= Ángel Hernando =

Ángel Hernando (born 1959 in Huelva), is a professor at the University of Huelva.

== Biography ==

He is a professor at the University of Huelva, specialist in evolutionary psychology and education, and media education. He is the associate editor of Comunicar Journal, which was ranked in 2015 in the eleventh position in the world and first in Spanish of CiteScore in the category of cultural studies with a score of 1.93. In the Integrated Classification of Scientific Journals it is positioned in the highest category, the A + Excellence, in which those located in the first quartile of the categories of the Journal Citation Reports are positioned. He is also a member of scientific councils of other journals such as Apuntes de Psicología.
He is a researcher at the Agora research group at the University of Huelva, a member of Comunicar Group and the Red Interuniversitaria Euroamericana de Investigación sobre Competencias Mediáticas para la Ciudadanía (ALFAMED). He has also participated in several research projects for the Ministry of Science and Technology, Interreg III, E-learning, Lengthening and INTI of the European Union.

== Teaching practice ==

He has practiced professionally the three levels of the educational system, being member of the teaching staff in primary education (1981–1996), secondary education and university. He has a PhD in psychology, a degree in psychology and psychopedagogy and a diploma in teaching.

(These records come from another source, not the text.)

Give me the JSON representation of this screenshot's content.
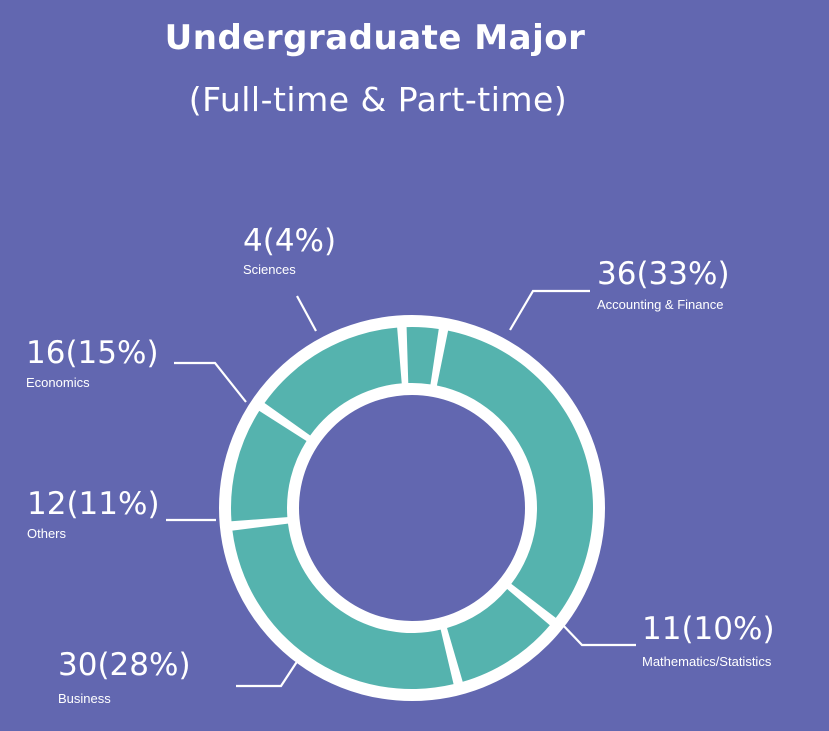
{
  "chart_data": {
    "type": "pie",
    "title": "Undergraduate Major",
    "subtitle": "(Full-time & Part-time)",
    "categories": [
      "Accounting & Finance",
      "Mathematics/Statistics",
      "Business",
      "Others",
      "Economics",
      "Sciences"
    ],
    "values": [
      36,
      11,
      30,
      12,
      16,
      4
    ],
    "value_labels": [
      "36(33%)",
      "11(10%)",
      "30(28%)",
      "12(11%)",
      "16(15%)",
      "4(4%)"
    ],
    "colors": {
      "background": "#6267b0",
      "slice": "#55b3ae",
      "ring": "#ffffff",
      "text": "#ffffff"
    }
  }
}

The first professional practice at the university took place in 2003 as associate professor; between 1996 and 2008 he served as a professor of the specialty of educational guidance in secondary education, and from 2008 to 2012 as an official in the Services Commission, until the ownership of the university in 2012. He teaches at the degrees of psychology and social education and in the next masters: - communication and audiovisual education, gender studies, identities and citizenship, general health psychology, secondary education, and belongs to the doctorate programs: communication, interdisciplinary gender studies, social and educational sciences and health sciences, where he has directed numerous doctoral and master's theses.

== Publications ==

His works are mainly focused on evolutionary psychology and education as well as educommunication, highlighting the publication of a large number of articles, books and book chapters.